Ich glaube, jeder kommt in seiner Kindheit mal an den Punkt, wo man mal kurz von zuhause wegläuft, oder es zumindest plant. Entweder hat man etwas dummes angestellt. Oder man muss irgendwas im Haushalt machen und hat darauf überhaupt keine Lust. Oder man glaubt auch einfach einem Kinderfilm, wo weglaufen als ein cooles Abenteuer dargestellt wird. Was es bei mir genau war, weiss ich nicht mehr, vermutlich eine Mischung aus allen drei Sachen. Ich war auf jeden Fall so um die sieben, oder acht Jahre alt. Ich ging auf jeden Fall schon in die Schule und konnte schon ein bisschen lesen. Wichtig war, dass ich mitten in der Nacht meinen kleinen Rucksack packte und aus meinem Zimmerfenster kletterte. Ich fuhr wild mit verschiedenen U-und Straßenbahnen herum, bis ich irgendwann zum Tiergarten kam. Dort setzte ich mich ins Gras und besah mir durch die Bäume die voreifahrenden Autos und den Sternenhimmel über Berlin.
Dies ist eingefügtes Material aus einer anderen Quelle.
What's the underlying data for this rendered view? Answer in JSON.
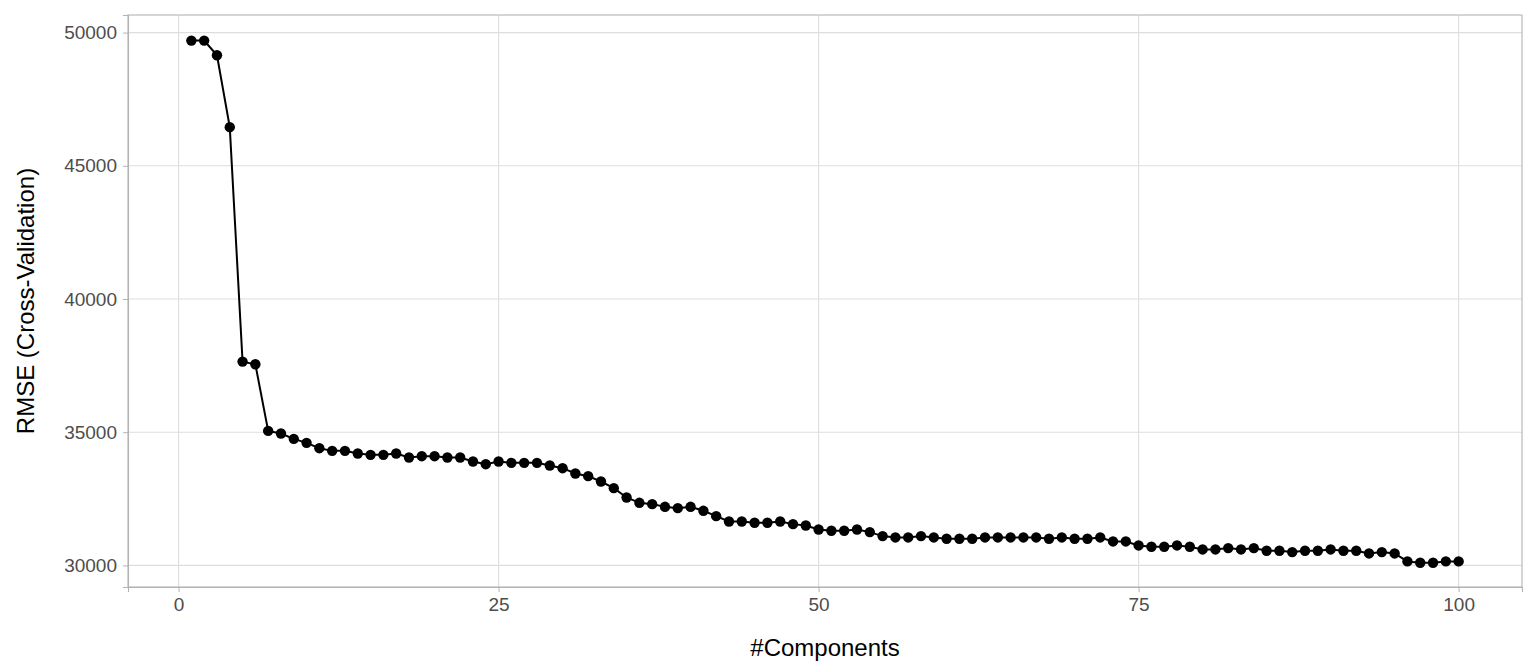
{
  "chart_data": {
    "type": "line",
    "xlabel": "#Components",
    "ylabel": "RMSE (Cross-Validation)",
    "x": [
      1,
      2,
      3,
      4,
      5,
      6,
      7,
      8,
      9,
      10,
      11,
      12,
      13,
      14,
      15,
      16,
      17,
      18,
      19,
      20,
      21,
      22,
      23,
      24,
      25,
      26,
      27,
      28,
      29,
      30,
      31,
      32,
      33,
      34,
      35,
      36,
      37,
      38,
      39,
      40,
      41,
      42,
      43,
      44,
      45,
      46,
      47,
      48,
      49,
      50,
      51,
      52,
      53,
      54,
      55,
      56,
      57,
      58,
      59,
      60,
      61,
      62,
      63,
      64,
      65,
      66,
      67,
      68,
      69,
      70,
      71,
      72,
      73,
      74,
      75,
      76,
      77,
      78,
      79,
      80,
      81,
      82,
      83,
      84,
      85,
      86,
      87,
      88,
      89,
      90,
      91,
      92,
      93,
      94,
      95,
      96,
      97,
      98,
      99,
      100
    ],
    "values": [
      49700,
      49700,
      49150,
      46450,
      37650,
      37550,
      35050,
      34950,
      34750,
      34600,
      34400,
      34300,
      34300,
      34200,
      34150,
      34150,
      34200,
      34050,
      34100,
      34100,
      34050,
      34050,
      33900,
      33800,
      33900,
      33850,
      33850,
      33850,
      33750,
      33650,
      33450,
      33350,
      33150,
      32900,
      32550,
      32350,
      32300,
      32200,
      32150,
      32200,
      32050,
      31850,
      31650,
      31650,
      31600,
      31600,
      31650,
      31550,
      31500,
      31350,
      31300,
      31300,
      31350,
      31250,
      31100,
      31050,
      31050,
      31100,
      31050,
      31000,
      31000,
      31000,
      31050,
      31050,
      31050,
      31050,
      31050,
      31000,
      31050,
      31000,
      31000,
      31050,
      30900,
      30900,
      30750,
      30700,
      30700,
      30750,
      30700,
      30600,
      30600,
      30650,
      30600,
      30650,
      30550,
      30550,
      30500,
      30550,
      30550,
      30600,
      30550,
      30550,
      30450,
      30500,
      30450,
      30150,
      30100,
      30100,
      30150,
      30150
    ],
    "color": "#000000",
    "marker": "circle",
    "xlim": [
      -3.95,
      104.95
    ],
    "ylim": [
      29190,
      50660
    ],
    "xticks": [
      0,
      25,
      50,
      75,
      100
    ],
    "yticks": [
      30000,
      35000,
      40000,
      45000,
      50000
    ],
    "grid": true
  }
}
Wir wandeln durch die Welten. Wir haben keine Körper, wir brauchen sie auch nicht. Zusammen mit unserer Begleitseele reisen wir durch Ort und Zeit, kartografieren das Universum. Andere Völker nennen uns die Dab. Wie uns die Bewohner des Planeten Erde nennen, darüber sind sie sich selbst noch nicht einig. Nachdem ich auf dem Planeten ankam und auch wärend ich auf ihm war, wusste kaum eine handvoll Leute von der Existenz der Dab. Die Dab hatten nie die Absicht das Leben von irgendeinem Erdenbewohner zu beeinflussen, noch zu zerstören. Wir beobachten nur. Und trotzdem hat man mich kurz nach meiner Ankunft gefangen genommen. Hat mich eingesperrt. Tests an mir durchgeführt. Mich mit verschiedenen Strahlen bestrahlt. Ich konnte entkommen. In der kleinen, engen Transportkiste, wo sie mich zwischen den Tests gefangenhielten. Es war entwürdigend. Meine Seele konnte schneller sein als der Schall, als das Licht, schneller als jede Einheit, die man messen konnte. Und doch umkreiste in der Zeit, in der ich in der Kiste gefangen war, der Planet Erde seinen Energiespendenden Stern zehn mal, der Erdtrabant umkreiste die Erde mindestens sechs mal, wenn nicht sogar siebenmal. Ich konnte mich von selbst nicht aus dieser Kiste befreien. Und niemand wollte eine herrenlose Kiste öffnen, auf der "Caution: Property of Area 51" stand. Bis jetzt.
Mir wurde kalt und es wurde mir zu dunkel in diesem Grünstreifen, also bewegte ich mich auf die Straße zu. Vielleicht kam dann ein Auto, dass mich wieder nach Hause nahm. Denn ich hatte keine Ahnung mehr, wie ich wieder heim kommen würde. Ein großer Lkw mit einer flatternden Plane rauschte vorbei, musste an einer Baustelle ausweichen und rumpelte dabei über den Bordstein. Der gesamte LKW schwankte hin und her und verlor dabei etwas an Ladung. Aber er fuhr weiter, als hätte er es nicht gemerkt. In einer Pfütze auf dem Gehweg neben der Baustelle da lag sie. Die Kiste, die mein Leben verändern würde. Ich nahm sie mir. Sie war kaum größer als das Schmuckkästchen, das bei meiner Mutter auf dem Nachttisch stand und doch waren einige gefährlich aussehende Symbole darauf. Ich konnte zwar lesen, aber ich konnte nicht verstehen, was es war. Das es Englisch war, habe ich erst später erfahren. Etwas am Rand geschriebenes erregte meine Aufmerksamkeit besonders: N1L4M "Nilam!" Ich öffnete die Kiste.